Problems relatively minor in Kent because of changes made for the Eurostars. Substantial problem on South Central and, more especially, SWT areas. Current supply problems South of Guildford and West of Basingstoke. Problems mean that first new trains on South Central will be on the Seaford-Littlehampton/Portsmouth route.
Connex expects to have most of its new Electrostar trains in service by Christmas [They can be seen already on a few trains in and out of Charing Cross]
Considerable concerns about overcrowding. SRA thought what constitutes overcrowding is mainly a matter of perception. [We thought it was a matter of standing!] The SRA’s formula allows 0.55 square metres per passenger.
On Ashford-Hastings and Uckfield-Hurst Green routes, replacement diesels will be brand new, but on a like-for-like basis.
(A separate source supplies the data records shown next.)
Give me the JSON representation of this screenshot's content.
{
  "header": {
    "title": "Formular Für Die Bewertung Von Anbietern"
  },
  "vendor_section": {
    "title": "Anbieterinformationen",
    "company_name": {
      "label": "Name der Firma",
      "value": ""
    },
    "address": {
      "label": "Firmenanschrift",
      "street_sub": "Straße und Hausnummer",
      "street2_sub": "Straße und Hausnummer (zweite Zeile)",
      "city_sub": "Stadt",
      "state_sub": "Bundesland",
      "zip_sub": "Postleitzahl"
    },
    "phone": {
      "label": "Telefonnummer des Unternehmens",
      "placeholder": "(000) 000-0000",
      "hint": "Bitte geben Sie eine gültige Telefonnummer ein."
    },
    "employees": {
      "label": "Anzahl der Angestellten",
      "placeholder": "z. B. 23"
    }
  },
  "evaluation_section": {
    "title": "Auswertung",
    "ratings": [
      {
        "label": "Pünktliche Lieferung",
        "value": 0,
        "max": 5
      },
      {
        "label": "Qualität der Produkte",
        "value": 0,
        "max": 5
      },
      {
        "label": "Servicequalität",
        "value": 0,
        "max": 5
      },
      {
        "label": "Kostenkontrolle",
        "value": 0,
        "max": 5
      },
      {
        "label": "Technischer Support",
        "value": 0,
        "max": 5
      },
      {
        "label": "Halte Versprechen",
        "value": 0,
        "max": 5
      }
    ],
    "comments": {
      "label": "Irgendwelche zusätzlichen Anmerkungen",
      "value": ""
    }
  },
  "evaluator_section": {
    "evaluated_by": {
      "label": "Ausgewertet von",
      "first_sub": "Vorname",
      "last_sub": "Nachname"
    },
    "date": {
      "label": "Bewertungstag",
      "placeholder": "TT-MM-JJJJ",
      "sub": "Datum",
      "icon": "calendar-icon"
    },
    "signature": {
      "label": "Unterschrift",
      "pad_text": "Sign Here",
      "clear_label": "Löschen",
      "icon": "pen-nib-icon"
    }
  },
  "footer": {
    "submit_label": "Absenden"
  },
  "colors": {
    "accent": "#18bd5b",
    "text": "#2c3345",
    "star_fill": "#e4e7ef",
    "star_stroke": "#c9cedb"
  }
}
South Central is proposing additional trains to SRA, to allow a Brighton-Ashford service.
SWT thinks long-term franchises extremely unlikely, because SRA can’t afford them [and on past Stagecoach performance, long-term on SWT would be politically unacceptable?]
Isle of Wight franchise due for renewal in October 2003. Coaches older than those on the IOW Steam Railway! SRA announcement expected within two weeks.
Richard Bowker is due to make a statement on future franchising policy later this Autumn.
The Chairman said the Committee was depressed. Huge sums of money being swallowed up. Rail industry must bring costs under control and be more entrepreneurial.
There had been a general forum for local people the previous evening, so this session was limited and largely on points from the meeting. It was noted that the SRA representative had already left and was presumably not interested in views from the public.
Huge numbers of trains from the London Termini were not full length. In addition the SRA should take a firmer line with Eurostar; many reserved paths never used. SRA should sort out the problems rather than whinge about capacity.
Through corridors important. People tend to crowd on to the rear of trains at London terminals at the last minute, and need to be able to walk through.
Disgusting state of some station toilets. Confirmed that there was a particular problem at Ashford International, where the drains could not cope. Dreadful impression given to people from Continent.
Committee suggested that Users Groups should get a copy of the Capacity Utilisation Project consultation document from the SRA.
Virgin had not ruled out running Cross-Country services to Ashford in the longer-term.
SWT’s Passengers Panel is aimed at:
(1) improving communications;
(2) commenting on total travel experience, eg security, ticketing, buffet facilities; and
(3) being the eyes and ears of management [which, as we know, often doesn't listen – eg, on deliberate omission of stops]. Performance already covered by official statistics.